My scouts flanked the armies as soon as they passed, capturing every one of the control points nearest the enemy bases, cutting them off from quick reinforcement. While I couldn’t wage a frontal assault on their core bases — those start heavily defended to keep base rushing from ending a game within a minute or two — I could slowly asphyxiate them, nullifying their advantage by making it too costly to send units from HQ to the front.

Right about now, the coach saw what I was doing, and a grin split his face in half. “Oh… I see,” he said over my headset, and returned to guiding my comrade through the deployment of an assault on the central position.

The enemy understood my plan too late. While they were trying to deal with the combined air strikes of their two erstwhile foes, they had neglected the seemingly secure periphery. Their units, exclusively the biggest and strongest available, were too sluggish to match the unbridled agility of my scouts. With my artillery, I could hit them long before they could even turn to face me, and then I was gone again. Any time they went after my artillery with a few units, their lumbering behemoths were ineffective at targeting my scattering infantry. Things were turning, and quickly.

The game proceeded apace. Any time they tried to thwart my guerrilla attacks, my ally would pour tanks into the choke points of their strongest tactical positions. By the time the clock was winding down, they’d finally managed to get their bearings. Unfortunately for them, it was already too late.

As the last seconds ticked away in the match, they controlled one of the nine available control points. The rest of them either belonged to the UNSC or were blackened craters. We’d won, against superior numbers and firepower, two minds against three. With a combination of smart unit composition and tactical creativity, we’d taken our own Kobayashi Maru and come out on top.

I walked out of the demonstration more intrigued with the game than I have been with any real-time strategy title in a long time. It wasn’t just the intuitive control scheme, the simplicity of the modes available, or even the spectacular effects. It was the sense that, with no prior experience, we had been able to use pure strategy to achieve victory. We’d tackled one of the biggest tests of any real-time strategy game: we had defeated a “zerg” with the tools at our disposal.

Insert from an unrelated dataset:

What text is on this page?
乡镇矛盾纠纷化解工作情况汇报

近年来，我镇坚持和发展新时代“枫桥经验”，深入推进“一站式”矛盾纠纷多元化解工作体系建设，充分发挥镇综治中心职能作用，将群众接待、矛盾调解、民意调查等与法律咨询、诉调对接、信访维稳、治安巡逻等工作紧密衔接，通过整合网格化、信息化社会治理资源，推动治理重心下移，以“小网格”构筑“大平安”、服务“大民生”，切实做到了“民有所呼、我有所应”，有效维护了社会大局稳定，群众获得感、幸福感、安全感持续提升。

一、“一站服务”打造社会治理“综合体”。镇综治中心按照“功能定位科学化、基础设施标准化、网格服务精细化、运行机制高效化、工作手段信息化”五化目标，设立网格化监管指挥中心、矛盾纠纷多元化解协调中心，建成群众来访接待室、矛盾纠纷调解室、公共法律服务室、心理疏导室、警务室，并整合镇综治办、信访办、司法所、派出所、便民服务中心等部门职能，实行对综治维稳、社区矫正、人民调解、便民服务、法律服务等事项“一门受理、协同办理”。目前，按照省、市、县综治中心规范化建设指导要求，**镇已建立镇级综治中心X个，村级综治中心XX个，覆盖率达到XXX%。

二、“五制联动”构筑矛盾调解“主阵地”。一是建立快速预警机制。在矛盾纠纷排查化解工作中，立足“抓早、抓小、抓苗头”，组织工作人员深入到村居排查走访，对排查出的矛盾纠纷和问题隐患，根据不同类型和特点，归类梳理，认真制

Aside from some framerate issues that Creative Assembly are already working to optimize, I noticed very little of any concern. Obviously in such a short match, and with pre-fortified bases, it was hard to judge what progression in a longer game would look like. The commander abilities — to heal, reinforce, or supplement our troops with airstrikes or explosives — were quite powerful, but not so much as to nullify unit control. While I didn’t get a chance to try the Banished faction, the UNSC had a bevy of interesting units for a wide variety of tactical encounters.

The game carried the same polished simplicity of a Halo game, even better adapted than the original Halo Wars to console control. I did miss the some of the hallmarks of PC RTS, but fell quickly into rhythms very similar to the phenomenal console edition of Lord of the Rings: Battle for Middle-Earth II. The gameplay was tight and fast and deceptively complex behind the straightforward presentation.

It was a great experience, and one I’m excited to repeat on release when we’ll have a full review of the game. After the match, we met the other three random journalists to exchange highlights and handshakes. One of them called me a bastard and laughed. I agreed.